There would also be increases at the higher end of the wage scale, he said. At present there are 350m households on £8,000 a year. That is projected to increase to 2.1bn by 2030. "It's tremendous good news. You are seeing a genuine prediction from the World Bank that poverty alleviation is actually working."
I think this also exposes the real problem with "self-rated hunger" statistics being collected by the SWS and which usually end up as lurid headlines. The statistic on "moderate hunger" is not measuring the same thing as "chronic hunger" at all, but is actually tracking the effect of gradually improving incomes, which is that they are demanding more and better food!

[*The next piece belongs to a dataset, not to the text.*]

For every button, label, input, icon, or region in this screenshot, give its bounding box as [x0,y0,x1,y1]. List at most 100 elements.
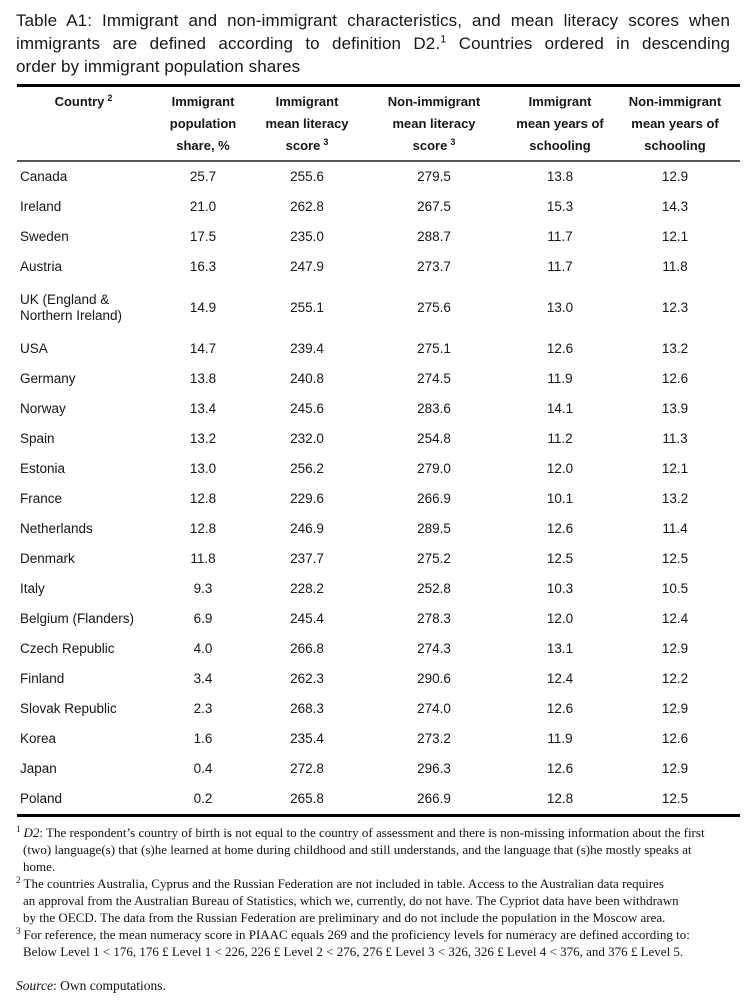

Then of course there is the role that BIOFUELS are playing to exacerbate the ongoing crisis in the price of food globally. I hope Migz Zubiri is paying attention to this because his plan to help out the Sugar Barons by feeding the cars instead of the people is really backfiring badly. Biofuels--which properly should be called AGROFUELS--are not the panacea they've been portrayed to be. Not only do they take away from food production, they also are not even "carbon neutral" as previously claimed. Both the US and EU have foolishly bought into some snake oil here and they better pull back from the brink before it's too late. In 2007, the 35-40% spike in global food prices has been attributed to fossil fuel at near $100 a barrel, bad weather, and the fact that 14% of the entire US corn crop (40% of global production) bwas converted to ethanol under a program passed by the US Congress and signed by President Bush in 2006. Similar programs in the EU are being criticized for the same reason. The Philippines has even less reason to get on the biofuels bandwagon, given the truly limited land area available to agricultural food production anyway.